1.7 Mathematical calculations

The function interfaces of Cblas and Cublas are almost identical.

In fact, when designing Cublas, Nvidia was deliberately imitated, easing the code clutter of CPU/GPU hybrid programming.

The Caffe encapsulates some mathematical functions at the bottom, and also implements some advanced mathematical functions.

Do not memorize them, and do not swallowed one-step implementation.

They run through all of Caffe's computational code, so you just have to choose to implement a subset of the functional programming implementations in the early stages of rewriting Caffe.

Simulation of key technology of Caffe (I.)

Contact Us

The content source of this page is from Internet, which doesn't represent Alibaba Cloud's opinion; products and services mentioned on that page don't have any relationship with Alibaba Cloud. If the content of the page makes you feel confusing, please write us an email, we will handle the problem within 5 days after receiving your email.

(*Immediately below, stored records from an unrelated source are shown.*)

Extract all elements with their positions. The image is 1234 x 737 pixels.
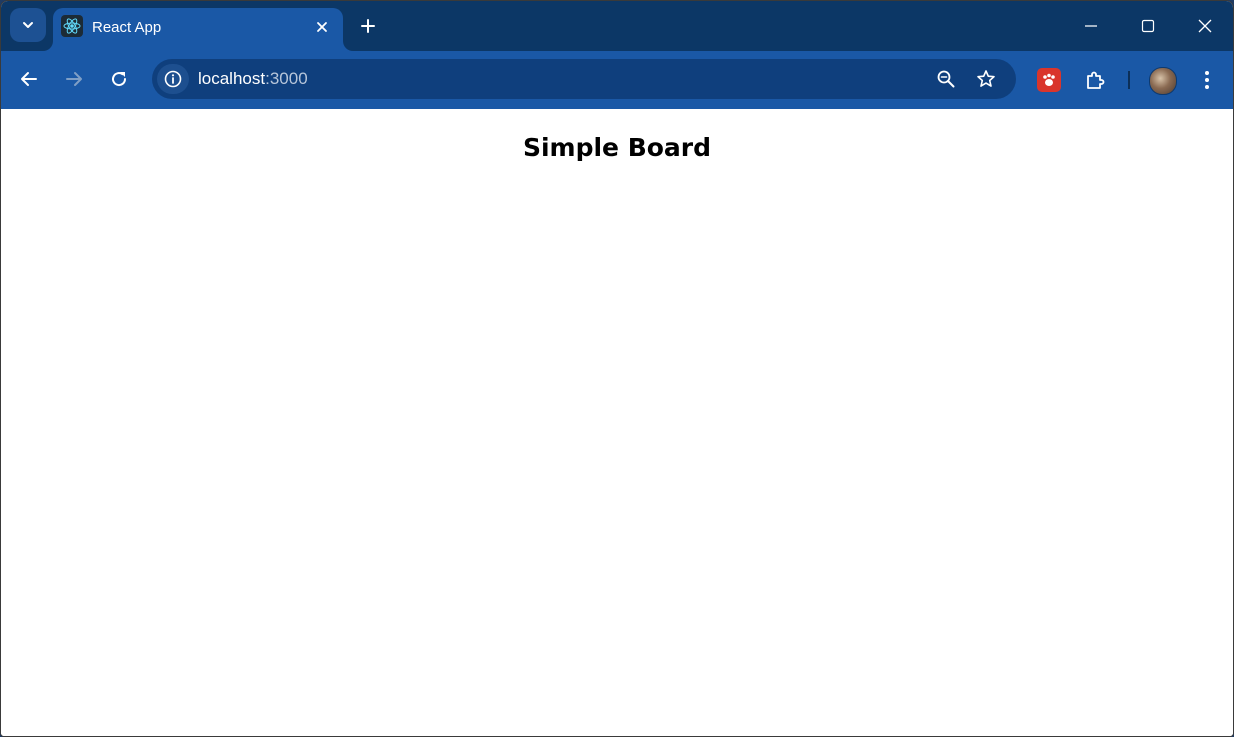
extension-button[interactable] [1037,68,1061,92]
forward-button[interactable] [57,62,91,96]
chevron-down-icon [23,22,33,28]
puzzle-icon [1087,71,1105,89]
zoom-button[interactable] [932,65,960,93]
zoom-out-icon [937,70,955,88]
profile-avatar[interactable] [1149,67,1177,95]
site-info-button[interactable] [157,64,189,94]
reload-icon [112,72,127,87]
info-icon [164,70,182,88]
bookmark-button[interactable] [972,65,1000,93]
toolbar-divider [1128,71,1130,89]
plus-icon [361,19,375,33]
address-bar[interactable]: localhost:3000 [152,59,1016,99]
browser-toolbar: localhost:3000 [1,51,1233,109]
browser-menu-button[interactable] [1194,66,1220,94]
page-title: Simple Board [522,133,712,162]
maximize-icon [1141,19,1155,33]
arrow-left-icon [21,72,37,86]
tab-close-button[interactable] [311,16,333,38]
close-icon [317,22,327,32]
tab-title: React App [92,19,162,36]
page-viewport: Simple Board [1,109,1233,736]
back-button[interactable] [12,62,46,96]
reload-button[interactable] [102,62,136,96]
extensions-menu-button[interactable] [1081,66,1109,94]
tab-active[interactable]: React App [53,8,343,51]
tab-strip: React App [1,1,1233,51]
new-tab-button[interactable] [355,13,381,39]
paw-icon [1043,73,1055,86]
url-host: localhost [198,69,266,88]
star-icon [977,70,995,87]
browser-window: React App localhost:3000 Simple Board [0,0,1234,737]
url-port: :3000 [265,69,308,88]
window-close-button[interactable] [1185,9,1225,43]
more-vertical-icon [1205,71,1209,89]
tab-search-button[interactable] [10,8,46,42]
maximize-button[interactable] [1128,9,1168,43]
url-text[interactable]: localhost:3000 [198,69,308,89]
minimize-icon [1085,25,1097,27]
minimize-button[interactable] [1071,9,1111,43]
arrow-right-icon [66,72,82,86]
react-logo-icon [61,15,83,37]
close-icon [1198,19,1212,33]
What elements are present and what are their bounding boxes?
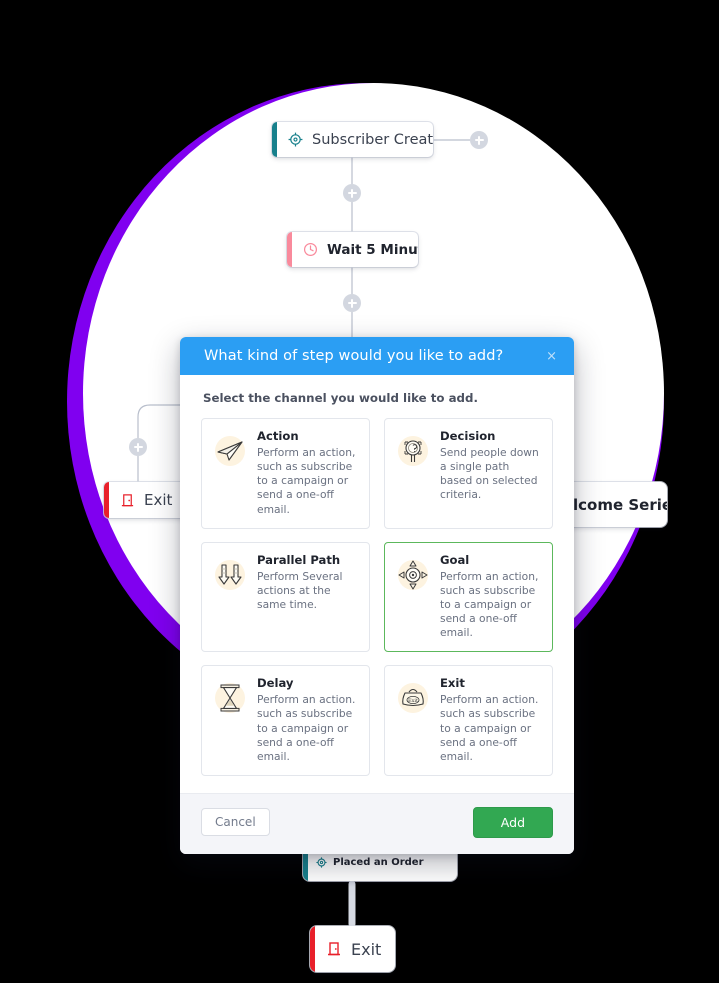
node-label: Placed an Order xyxy=(333,856,424,868)
clock-icon xyxy=(303,242,318,257)
magnifier-icon xyxy=(394,429,432,473)
option-description: Perform Several actions at the same time… xyxy=(257,569,343,611)
modal-footer: Cancel Add xyxy=(180,792,574,854)
option-card-parallel-path[interactable]: Parallel Path Perform Several actions at… xyxy=(201,541,370,653)
cancel-button[interactable]: Cancel xyxy=(201,808,270,837)
step-type-grid: Action Perform an action, such as subscr… xyxy=(201,418,553,776)
modal-subtitle: Select the channel you would like to add… xyxy=(203,391,478,405)
node-subscriber-created[interactable]: Subscriber Created xyxy=(272,122,433,157)
paper-plane-icon xyxy=(211,429,249,473)
option-card-delay[interactable]: Delay Perform an action. such as subscri… xyxy=(201,665,370,776)
door-icon xyxy=(120,493,135,508)
node-label: Wait 5 Minutes xyxy=(327,241,418,258)
option-description: Send people down a single path based on … xyxy=(440,446,539,502)
option-title: Parallel Path xyxy=(257,552,341,567)
option-description: Perform an action, such as subscribe to … xyxy=(440,569,539,640)
option-description: Perform an action. such as subscribe to … xyxy=(257,693,356,763)
node-exit-bottom[interactable]: Exit xyxy=(310,926,395,972)
option-card-decision[interactable]: Decision Send people down a single path … xyxy=(384,418,553,529)
node-exit-left[interactable]: Exit xyxy=(104,482,189,518)
option-title: Decision xyxy=(440,429,496,443)
add-step-below-wait-button[interactable] xyxy=(343,294,361,312)
exit-bag-icon: Exit xyxy=(394,676,432,720)
workflow-builder-screen: Subscriber Created Wait 5 Minutes xyxy=(0,0,719,983)
add-step-after-subscriber-button[interactable] xyxy=(470,131,488,149)
close-icon[interactable]: × xyxy=(543,346,560,367)
hourglass-icon xyxy=(211,676,249,720)
add-step-modal: What kind of step would you like to add?… xyxy=(180,337,574,854)
modal-title: What kind of step would you like to add? xyxy=(204,348,504,364)
option-card-action[interactable]: Action Perform an action, such as subscr… xyxy=(201,418,370,529)
option-title: Action xyxy=(257,429,299,443)
modal-header: What kind of step would you like to add?… xyxy=(180,337,574,375)
option-title: Goal xyxy=(440,552,470,567)
node-wait-5-minutes[interactable]: Wait 5 Minutes xyxy=(287,232,418,267)
add-step-branch-left-button[interactable] xyxy=(129,438,147,456)
option-title: Exit xyxy=(440,676,465,691)
door-icon xyxy=(326,941,342,957)
node-label: Subscriber Created xyxy=(312,131,433,148)
add-step-below-subscriber-button[interactable] xyxy=(343,184,361,202)
option-description: Perform an action, such as subscribe to … xyxy=(257,446,356,516)
target-icon xyxy=(316,856,327,868)
add-button[interactable]: Add xyxy=(472,806,553,838)
option-card-exit[interactable]: Exit Exit Perform an action. such as sub… xyxy=(384,665,553,776)
option-card-goal[interactable]: Goal Perform an action, such as subscrib… xyxy=(384,541,553,653)
option-title: Delay xyxy=(257,676,294,691)
node-label: lcome Series xyxy=(573,495,667,514)
target-crosshair-icon xyxy=(394,553,432,597)
two-arrows-icon xyxy=(211,553,249,597)
node-label: Exit xyxy=(144,491,173,509)
option-description: Perform an action. such as subscribe to … xyxy=(440,693,539,763)
svg-text:Exit: Exit xyxy=(408,698,418,704)
modal-body: Select the channel you would like to add… xyxy=(180,375,574,780)
node-label: Exit xyxy=(351,939,382,959)
target-icon xyxy=(288,132,303,147)
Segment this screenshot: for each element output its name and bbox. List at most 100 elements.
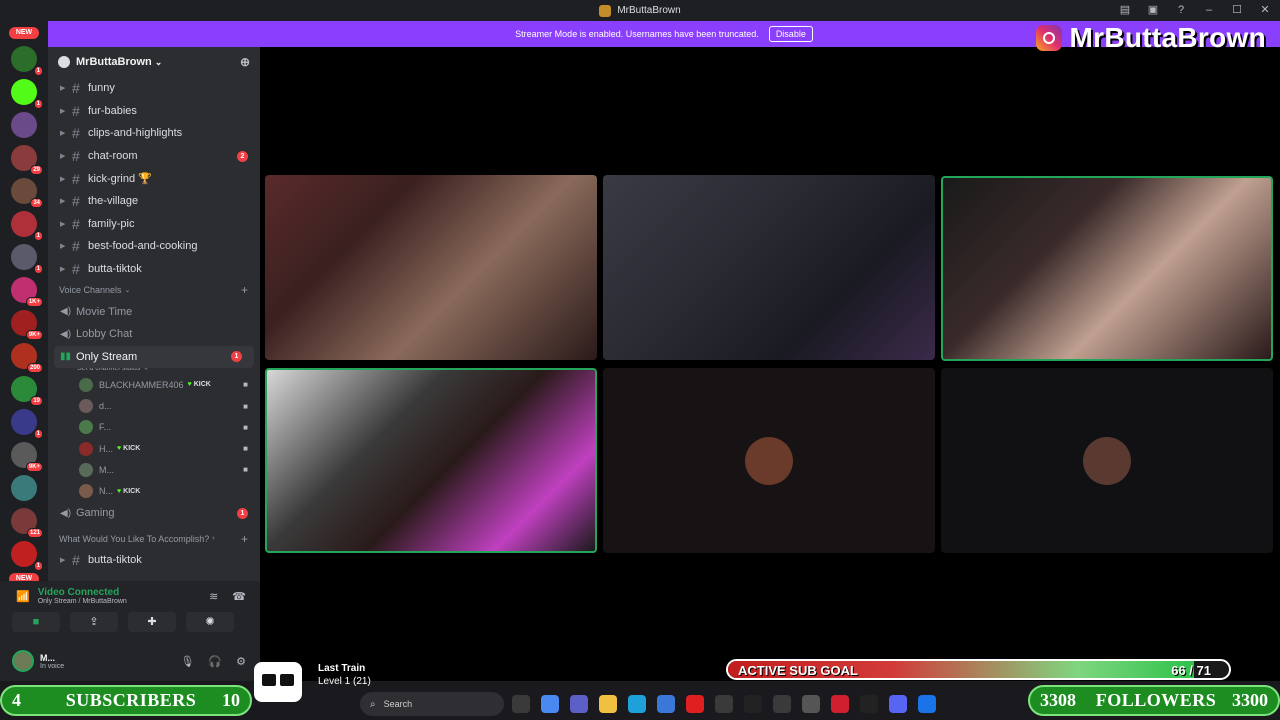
server-badge: 1 <box>33 429 43 439</box>
server-icon[interactable]: 34 <box>11 178 43 208</box>
file-explorer-icon[interactable] <box>599 695 617 713</box>
server-icon[interactable] <box>11 475 37 501</box>
avatar <box>79 399 93 414</box>
participant-video-tile[interactable] <box>603 175 935 360</box>
screen-icon[interactable]: ▣ <box>1146 3 1160 16</box>
server-icon[interactable]: 200 <box>11 343 43 373</box>
channel-item[interactable]: ▶ # chat-room 2 <box>48 145 260 168</box>
tiktok-icon[interactable] <box>744 695 762 713</box>
avatar[interactable] <box>12 650 34 672</box>
server-icon[interactable]: 1 <box>11 79 43 109</box>
create-channel-icon[interactable]: + <box>241 532 248 546</box>
store-icon[interactable] <box>657 695 675 713</box>
speaker-icon: ◀) <box>60 507 72 519</box>
voice-channel-item[interactable]: ◀) Movie Time <box>48 300 260 323</box>
teams-icon[interactable] <box>570 695 588 713</box>
youtube-icon[interactable] <box>686 695 704 713</box>
user-panel: M... In voice 🎙 🎧 ⚙ <box>0 641 260 681</box>
voice-channel-only-stream[interactable]: ▮▮ Only Stream 1 <box>54 345 254 369</box>
accomplish-category[interactable]: What Would You Like To Accomplish? › + <box>48 529 260 549</box>
voice-channels-category[interactable]: Voice Channels ⌄ + <box>48 280 260 300</box>
channel-item[interactable]: ▶ # the-village <box>48 190 260 213</box>
close-button[interactable]: ✕ <box>1258 3 1272 16</box>
participant-tile-avatar[interactable] <box>603 368 935 553</box>
server-badge: 1 <box>33 99 43 109</box>
new-badge-bottom[interactable]: NEW <box>9 573 39 581</box>
camera-button[interactable]: ■ <box>12 612 60 632</box>
voice-user[interactable]: M... ■ <box>48 459 260 480</box>
signal-icon[interactable]: 📶 <box>16 590 30 603</box>
channel-label: funny <box>88 82 115 95</box>
participant-tile-avatar[interactable] <box>941 368 1273 553</box>
sub-goal-bar: ACTIVE SUB GOAL 66 / 71 <box>726 659 1231 680</box>
channel-item[interactable]: ▶ # clips-and-highlights <box>48 122 260 145</box>
task-view-icon[interactable] <box>512 695 530 713</box>
voice-user[interactable]: H...KICK ■ <box>48 438 260 459</box>
activities-button[interactable]: ✚ <box>128 612 176 632</box>
obs-icon[interactable] <box>773 695 791 713</box>
instagram-overlay: MrButtaBrown <box>1035 22 1266 54</box>
chrome-icon[interactable] <box>918 695 936 713</box>
category-label: What Would You Like To Accomplish? <box>59 533 210 544</box>
channel-item[interactable]: ▶ # fur-babies <box>48 100 260 123</box>
streamlabs-icon[interactable] <box>831 695 849 713</box>
xbox-icon[interactable] <box>715 695 733 713</box>
headphones-icon[interactable]: 🎧 <box>208 655 222 668</box>
participant-video-tile[interactable] <box>941 176 1273 361</box>
hash-icon: # <box>72 238 80 255</box>
create-channel-icon[interactable]: + <box>241 283 248 297</box>
server-icon[interactable]: 29 <box>11 145 43 175</box>
maximize-button[interactable]: ☐ <box>1230 3 1244 16</box>
channel-item[interactable]: ▶ # family-pic <box>48 213 260 236</box>
server-icon[interactable]: 9K+ <box>11 442 43 472</box>
channel-item[interactable]: ▶ # butta-tiktok <box>48 258 260 281</box>
invite-people-icon[interactable]: ⊕ <box>240 55 250 69</box>
server-icon[interactable]: 1K+ <box>11 277 43 307</box>
new-badge[interactable]: NEW <box>9 27 39 39</box>
soundboard-button[interactable]: ✺ <box>186 612 234 632</box>
voice-user[interactable]: d... ■ <box>48 395 260 416</box>
server-icon[interactable]: 19 <box>11 376 43 406</box>
copilot-icon[interactable] <box>541 695 559 713</box>
channel-item[interactable]: ▶ # kick-grind 🏆 <box>48 167 260 190</box>
voice-user[interactable]: N...KICK <box>48 481 260 502</box>
server-icon[interactable]: 1 <box>11 244 43 274</box>
screen-share-button[interactable]: ⇪ <box>70 612 118 632</box>
server-icon[interactable]: 121 <box>11 508 43 538</box>
voice-channel-gaming[interactable]: ◀) Gaming 1 <box>48 502 260 525</box>
server-icon[interactable]: 1 <box>11 541 43 571</box>
server-icon[interactable]: 1 <box>11 409 43 439</box>
channel-butta-tiktok-bottom[interactable]: ▶ # butta-tiktok <box>48 549 260 572</box>
disable-button[interactable]: Disable <box>768 26 813 42</box>
voice-user[interactable]: F... ■ <box>48 417 260 438</box>
channel-item[interactable]: ▶ # funny <box>48 77 260 100</box>
voice-status-subtitle[interactable]: Only Stream / MrButtaBrown <box>38 598 127 605</box>
minimize-button[interactable]: – <box>1202 4 1216 16</box>
inbox-icon[interactable]: ▤ <box>1118 3 1132 16</box>
discord-icon[interactable] <box>889 695 907 713</box>
song-subtitle: Level 1 (21) <box>318 676 371 687</box>
search-input[interactable]: Search <box>384 699 413 709</box>
server-header[interactable]: MrButtaBrown ⌄ ⊕ <box>48 47 260 77</box>
gear-icon[interactable]: ⚙ <box>236 655 246 668</box>
disconnect-icon[interactable]: ☎ <box>232 590 246 603</box>
server-icon[interactable]: 9K+ <box>11 310 43 340</box>
server-badge: 1 <box>33 66 43 76</box>
noise-suppression-icon[interactable]: ≋ <box>209 590 218 603</box>
participant-video-tile[interactable] <box>265 368 597 553</box>
voice-channel-item[interactable]: ◀) Lobby Chat <box>48 323 260 346</box>
voice-user[interactable]: BLACKHAMMER406 KICK ■ <box>48 374 260 395</box>
microphone-icon[interactable]: 🎙 <box>180 655 194 668</box>
app-icon[interactable] <box>802 695 820 713</box>
channel-item[interactable]: ▶ # best-food-and-cooking <box>48 235 260 258</box>
mention-badge: 1 <box>237 507 248 519</box>
edge-icon[interactable] <box>628 695 646 713</box>
help-icon[interactable]: ? <box>1174 4 1188 16</box>
avatar <box>79 484 93 499</box>
server-icon[interactable]: 1 <box>11 211 43 241</box>
taskbar-search[interactable]: ⌕ Search <box>360 692 504 716</box>
server-icon[interactable] <box>11 112 37 138</box>
server-icon[interactable]: 1 <box>11 46 43 76</box>
participant-video-tile[interactable] <box>265 175 597 360</box>
capcut-icon[interactable] <box>860 695 878 713</box>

If you find any instances of plagiarism from the community, please send an email to: info-contact@alibabacloud.com and provide relevant evidence. A staff member will contact you within 5 working days.

A Free Trial That Lets You Build Big!

Start building with 50+ products and up to 12 months usage for Elastic Compute Service

  • Sales Support

    1 on 1 presale consultation

  • After-Sales Support

    24/7 Technical Support 6 Free Tickets per Quarter Faster Response

  • Alibaba Cloud offers highly flexible support services tailored to meet your exact needs.